La Russie est, derrière l’Afrique du Sud et le Nigeria, le troisième pays au monde en termes de nouvelles infections VIH. En 2020, le pays enregistrait 71 porteurs du virus pour 100 000 personnes ; par comparaison, cet indicateur était de 3,2 en Europe centrale.
Par ailleurs, en Russie, on continue à mourir du sida : 87 personnes en meurent chaque jour. L'année 2019 totalise 20 088 décès selon l'Agence fédérale de lutte contre le sida. Le VIH constitue une des premières causes de mortalité parmi les couches actives de la population devant les accidents de la route (n = 13 365) et les suicides (n = 17 192) .
En 2019, selon la ministre de la Santé de l’époque Veronika Skvortsova, la Fédération de Russie comptait près de 1,5 million de cas officiellement recensés et environ 500 000 qui forment ce qu’on appelle pudiquement « l’épidémie cachée », à savoir les personnes qui vivent avec le virus sans le savoir.
Une prévention quasi-inexistante
La Russie doit faire face à une inquiétante progression de la séropositivité en dehors des catégories à risque. Au début des années 2000, le VIH/sida était un fléau limité à certaines catégories de personnes à risque : 70 % des personnes infectées étaient des hommes ayant des relations sexuelles avec des hommes, des prostituées ou des consommateurs de drogues injectables. En 2020, un rapport de l’Agence fédérale de lutte contre le sida fait état de 50 % d’hétérosexuels parmi les nouveaux cas recensés. Il s’agit d’hommes d’âge mûr contaminés dans les années 1990 et qui vivent depuis lors avec la maladie. On souligne également des cas de plus en plus fréquents de transmission de la mère à l’enfant.
La politique sanitaire est en effet déficiente en matière de traitement, mais aussi de prévention : absence de gratuité des préservatifs, de distribution de seringues et de traitements de substitution. Un conservatisme social nourri de méfiance envers un Occident ressenti comme décadent.
Pour les autorités russes, la santé n’est pas une priorité. Si les hôpitaux de Moscou, de Saint-Pétersbourg et de quelques autres grandes villes ont un équipement relativement moderne, les petites villes de province fonctionnent avec des équipements vétustes comme le montre la crise du Covid. Rien d’étonnant à cette situation ; le pays de 146 millions d’habitants consacre environ 5 % de son PIB aux dépenses de santé contre 11 % en France.
En 2017, la Fédération de Russie a adhéré au programme de l’Organisation des Nations unies (ONU) pour la lutte contre le sida, mais à l'heure actuelle, seulement la moitié des personnes diagnostiquées séropositives bénéficient d’un traitement antirétroviral, selon Vadim Pokrovski, chef du centre fédéral scientifique et méthodologique pour les maladies infectieuses.

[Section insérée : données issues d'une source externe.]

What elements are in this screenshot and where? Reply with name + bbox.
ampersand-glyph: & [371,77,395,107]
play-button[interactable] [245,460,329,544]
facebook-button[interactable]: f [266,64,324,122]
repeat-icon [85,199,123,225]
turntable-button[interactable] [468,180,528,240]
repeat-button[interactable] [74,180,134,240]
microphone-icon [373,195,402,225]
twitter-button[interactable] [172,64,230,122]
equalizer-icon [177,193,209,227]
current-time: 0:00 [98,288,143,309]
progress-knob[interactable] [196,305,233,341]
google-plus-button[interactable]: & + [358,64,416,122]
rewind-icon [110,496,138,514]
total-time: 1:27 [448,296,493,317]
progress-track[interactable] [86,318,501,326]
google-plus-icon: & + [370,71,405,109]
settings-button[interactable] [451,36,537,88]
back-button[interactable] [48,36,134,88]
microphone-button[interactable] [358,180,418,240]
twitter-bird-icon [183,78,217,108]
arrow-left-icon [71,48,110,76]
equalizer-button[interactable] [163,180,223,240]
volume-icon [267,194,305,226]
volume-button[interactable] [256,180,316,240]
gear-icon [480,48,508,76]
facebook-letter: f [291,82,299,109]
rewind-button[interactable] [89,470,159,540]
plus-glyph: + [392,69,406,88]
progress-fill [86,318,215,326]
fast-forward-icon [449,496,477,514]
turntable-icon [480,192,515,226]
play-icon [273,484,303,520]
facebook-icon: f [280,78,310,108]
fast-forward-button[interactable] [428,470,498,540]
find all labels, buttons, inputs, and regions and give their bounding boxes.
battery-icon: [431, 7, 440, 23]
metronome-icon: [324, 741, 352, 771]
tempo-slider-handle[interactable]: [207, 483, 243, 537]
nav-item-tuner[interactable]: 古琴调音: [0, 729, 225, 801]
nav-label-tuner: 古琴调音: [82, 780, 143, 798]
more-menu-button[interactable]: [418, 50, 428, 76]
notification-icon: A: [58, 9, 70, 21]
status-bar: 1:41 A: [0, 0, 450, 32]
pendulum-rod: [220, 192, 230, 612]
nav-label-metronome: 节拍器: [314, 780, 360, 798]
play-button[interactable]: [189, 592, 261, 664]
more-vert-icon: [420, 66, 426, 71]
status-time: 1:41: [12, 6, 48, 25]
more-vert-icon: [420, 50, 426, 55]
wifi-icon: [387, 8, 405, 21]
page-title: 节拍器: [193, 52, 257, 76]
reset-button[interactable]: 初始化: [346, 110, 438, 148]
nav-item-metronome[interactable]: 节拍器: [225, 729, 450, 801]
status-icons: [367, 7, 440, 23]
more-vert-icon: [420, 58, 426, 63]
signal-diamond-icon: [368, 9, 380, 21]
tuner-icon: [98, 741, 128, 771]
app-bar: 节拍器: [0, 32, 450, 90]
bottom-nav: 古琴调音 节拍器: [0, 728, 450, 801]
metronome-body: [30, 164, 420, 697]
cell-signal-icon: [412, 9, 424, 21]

Drogues injectables, une politique rétrograde
« Sur le volet de la drogue, la Russie n’a pas changé, elle s’est même crispée », expliquait le Dr Michel Kazatchkine, envoyé spécial de l’ONU pour la lutte contre le sida. La Russie continue à pratiquer des cures de désintoxication parfois musclées… Depuis 1997, les substituts sont interdits en Russie, leur prescription et utilisation passibles d’une peine de prison pouvant aller jusqu’à 20 ans derrière les barreaux.
En 2015, dans un mémorandum adressé à la Cour européenne des droits de l’Homme, les autorités russes exprimaient leurs craintes que l’utilisation des substituts ne crée de nouvelles dépendances « qui pourraient conduire les utilisateurs à basculer dans des activités criminelles dirigées contre l‘État et les organes de pouvoir ». Et de conclure : « la thérapie de substitution alimenterait la circulation de drogue et la corruption dans les établissements hospitaliers ».
Quant au programme d’échange des seringues, il ne bénéficie d’aucune subvention de l'État, et les associations comme « Navigator » qui continuent discrètement leur mission ont une capacité d’action de plus en plus réduite et risquent à tout moment de se retrouver sur la liste des « agents de l'étranger » (personnes physiques ou morales accusées de servir les intérêts de pays étrangers en échange de fonds).
Les autorités et des représentants de l’église orthodoxe n’hésitent pas à affirmer « que la prescription de méthadone est semblable à la tolérance vis-à-vis de l’homosexualité » et même parfois que « le sida est une punition divine ».
Certes, le film documentaire du journaliste et blogueur Iouri Doud (agent de l’étranger) visionné 12,5 millions de fois en cinq jours a provoqué un éveil des consciences dans une partie de la population. Reste que les Russes sont encore bien loin du constat que le VIH est, somme toute, une maladie infectieuse comme une autre.